Researchers have discovered another interesting vulnerability in the line of speculative execution attacks in Intel processors. This vulnerability has been named Load Value Injection (LVI), and is tracked as CVE-2020-0551. LVI is a new class of side-channel attacks that abuses microarchitectural flaws in processors to steal data.
Modern processors resistant to Meltdown, Foreshadow, ZombieLoad, RIDL and Fallout attacks are known to be vulnerable to LVI. Researchers also mention that this attack is harder to mitigate than the previous ones as it can gain access to any memory virtually. LVI attacks leave no trace in traditional log files and make it nearly impossible to spot an attack. The mitigations would include expensive software patches and could slow down the system by a factor of 2 to 19 times.
Understanding LVI: Cross-Domain Transient Execution Attacks
CVE-2020-0551 is a class of transient-execution attacks that adopts techniques from Spectre and Meltdown to cause a much deeper impact. There are two kinds of channels that get created during processor operations namely: legitimate channels and incident channels. Legitimate channels are those that are specifically designed to carry the data. The other channels which could contain information about variations in power consumption, state of CPU cache, etc. are incident channels. The incident channels whose inputs and outputs can be controlled are called covert channels. Those incident channels which allow an attacker to only read from it are called side channels.
Modern-day processors use speculative execution to improve their performance. If the CPU’s speculative value is correct, the processor continues the operation. In case the speculated value is wrong, then that value has to be discarded and the CPU resumes its operations with a correct value. These instructions that are created in case of wrong speculative values are called transient instructions. Although these instructions get discarded eventually, they leave an impact on the microarchitectural processor state in terms of creating incident channels.

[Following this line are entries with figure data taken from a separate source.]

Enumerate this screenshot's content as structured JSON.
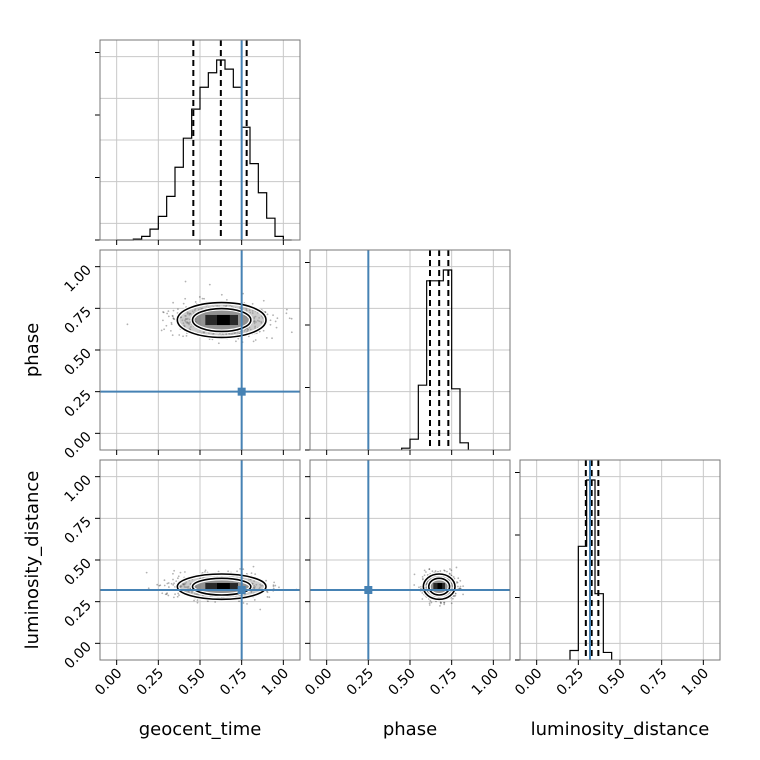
{
  "chart_data": {
    "type": "corner",
    "parameters": [
      "geocent_time",
      "phase",
      "luminosity_distance"
    ],
    "axis_range": [
      -0.1,
      1.1
    ],
    "ticks": [
      0.0,
      0.25,
      0.5,
      0.75,
      1.0
    ],
    "tick_labels": [
      "0.00",
      "0.25",
      "0.50",
      "0.75",
      "1.00"
    ],
    "grid": true,
    "colors": {
      "truth": "#4682b4",
      "histogram": "#000000",
      "quantile": "#000000",
      "scatter": "#000000"
    },
    "truths": {
      "geocent_time": 0.75,
      "phase": 0.25,
      "luminosity_distance": 0.32
    },
    "quantiles": {
      "geocent_time": [
        0.46,
        0.625,
        0.78
      ],
      "phase": [
        0.62,
        0.675,
        0.73
      ],
      "luminosity_distance": [
        0.295,
        0.33,
        0.37
      ]
    },
    "histograms": {
      "geocent_time": {
        "bin_edges": [
          0.0,
          0.05,
          0.1,
          0.15,
          0.2,
          0.25,
          0.3,
          0.35,
          0.4,
          0.45,
          0.5,
          0.55,
          0.6,
          0.65,
          0.7,
          0.75,
          0.8,
          0.85,
          0.9,
          0.95,
          1.0,
          1.05
        ],
        "heights": [
          0,
          0,
          0.005,
          0.02,
          0.06,
          0.13,
          0.24,
          0.4,
          0.56,
          0.72,
          0.84,
          0.92,
          0.99,
          0.94,
          0.84,
          0.62,
          0.42,
          0.26,
          0.12,
          0.02,
          0
        ]
      },
      "phase": {
        "bin_edges": [
          0.45,
          0.5,
          0.55,
          0.6,
          0.65,
          0.7,
          0.75,
          0.8,
          0.85
        ],
        "heights": [
          0.01,
          0.06,
          0.36,
          0.94,
          0.94,
          1.0,
          0.34,
          0.04
        ]
      },
      "luminosity_distance": {
        "bin_edges": [
          0.2,
          0.25,
          0.3,
          0.35,
          0.4,
          0.45
        ],
        "heights": [
          0.05,
          0.6,
          0.95,
          0.35,
          0.04
        ]
      }
    },
    "posterior_2d": {
      "geocent_time_vs_phase": {
        "mean": [
          0.63,
          0.68
        ],
        "std": [
          0.14,
          0.055
        ]
      },
      "geocent_time_vs_luminosity_distance": {
        "mean": [
          0.63,
          0.34
        ],
        "std": [
          0.14,
          0.04
        ]
      },
      "phase_vs_luminosity_distance": {
        "mean": [
          0.675,
          0.34
        ],
        "std": [
          0.05,
          0.04
        ]
      }
    }
  }
}
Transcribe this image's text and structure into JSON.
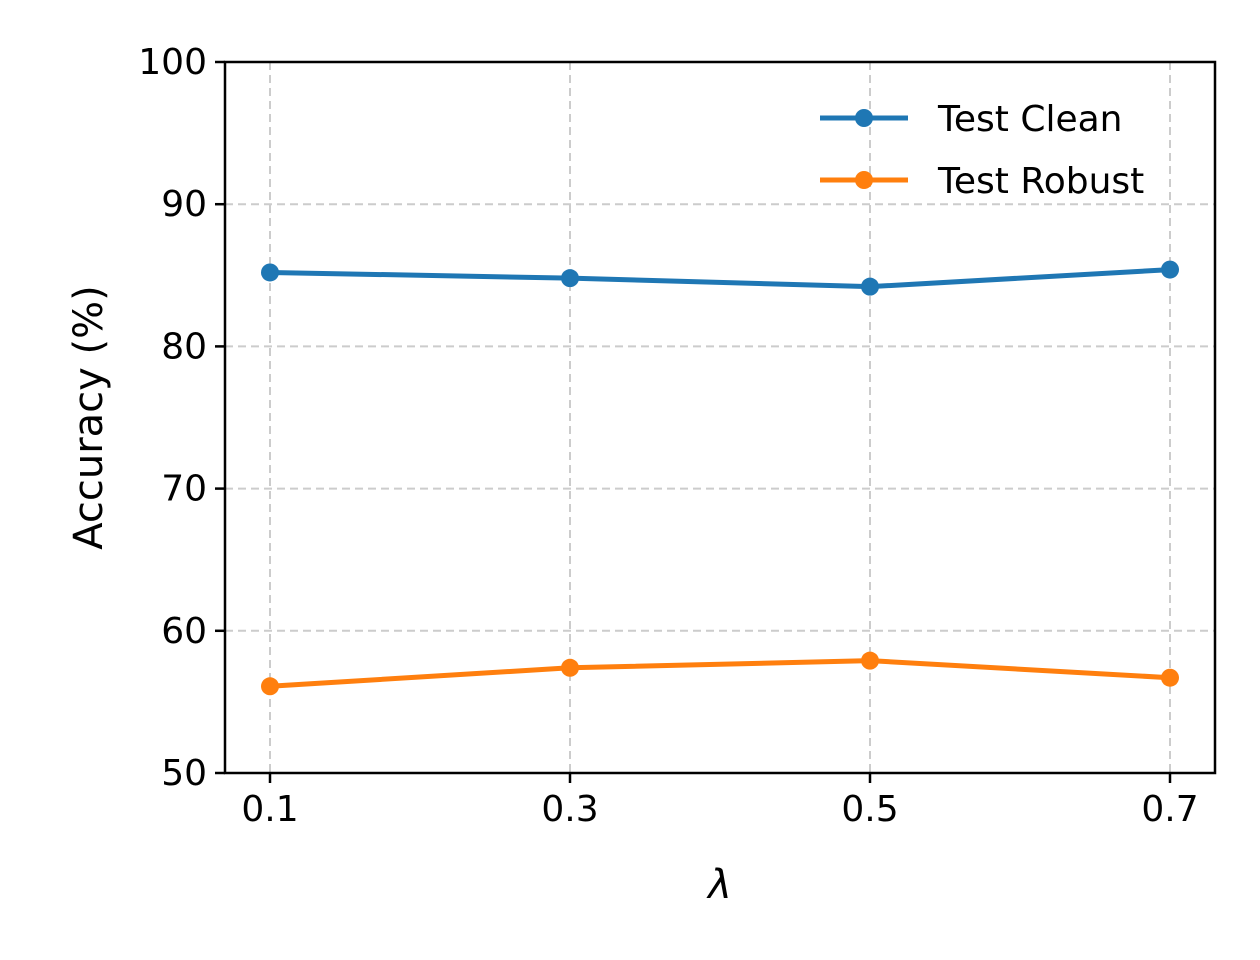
{
  "chart_data": {
    "type": "line",
    "title": "",
    "xlabel": "λ",
    "ylabel": "Accuracy (%)",
    "x": [
      0.1,
      0.3,
      0.5,
      0.7
    ],
    "x_tick_labels": [
      "0.1",
      "0.3",
      "0.5",
      "0.7"
    ],
    "y_ticks": [
      50,
      60,
      70,
      80,
      90,
      100
    ],
    "y_tick_labels": [
      "50",
      "60",
      "70",
      "80",
      "90",
      "100"
    ],
    "ylim": [
      50,
      100
    ],
    "xlim": [
      0.07,
      0.73
    ],
    "grid": true,
    "legend_position": "top-right",
    "series": [
      {
        "name": "Test Clean",
        "color": "#1f77b4",
        "values": [
          85.2,
          84.8,
          84.2,
          85.4
        ]
      },
      {
        "name": "Test Robust",
        "color": "#ff7f0e",
        "values": [
          56.1,
          57.4,
          57.9,
          56.7
        ]
      }
    ]
  }
}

Attackers intend to capture and monitor the information contained in incident channels and use it to their benefit. An attacker who can access the sensitive data; receive and transmit it over covert channels can launch a transient execution attack. A transient execution attack allows an attacker to make use of the side effects of transient instructions on the microarchitectural processor, thereby allowing him to access data that is protected by access control mechanisms.
There are three known types of transient execution attacks:
- Domain-Bypass Transient Execution Attack
- Cross-Domain Transient Execution Attack
- In-Domain Transient Execution Attack
The LVI attack is a Cross-Domain Transient Execution Attack. This attack could involve the use of Branch Target Injection(Spectre variant 2). A malicious ring 3 application (attacker) can control a branch predictor involved in speculative execution and connected to another ring 3 application(victim), and trick it into picking data such as a memory address of the attacker’s choice. This predicted data could help the attacker in transiently accessing and transmitting data over a covert channel before it gets discarded.
Click to view the LVI attack process
To sum up, under certain circumstances, the attacker can inject arbitrary data, thereby replacing the already existing data that gets loaded into the memory. The application will use this injected value until it realizes a fault has occurred and then rolls back all its operations. A short window when attacker induced data is being processed can be jeopardized to control the flow of data.
A number of variants of LVI could come into existence. Jo Van Bulck and his fellow researchers have outlined the variants that could come into existence. The attacks in the first level are those which use fault or assist type to trigger the transient execution. The variants in the second level use microarchitectural buffer as the injection source.
This attack is very complex in nature and Intel has itself declared that “LVI is not a practical exploit in real-world environments where the OS and VMM are trusted.”
Intel provides a full list of processors affected by this vulnerability.
An attacker can steal sensitive data such as fingerprints, passwords and keys from secure vaults on Intel processors. Bitdefender states that this vulnerability could be much devastating in
Intel has released a security advisory to help mitigate this vulnerability in Intel SGX SDK. Although software workarounds are available, the vulnerability primarily affects the underlying processors and therefore the software fixes cannot completely mitigate the flaw. It is still recommended to install the software updates on applicable systems as soon as possible.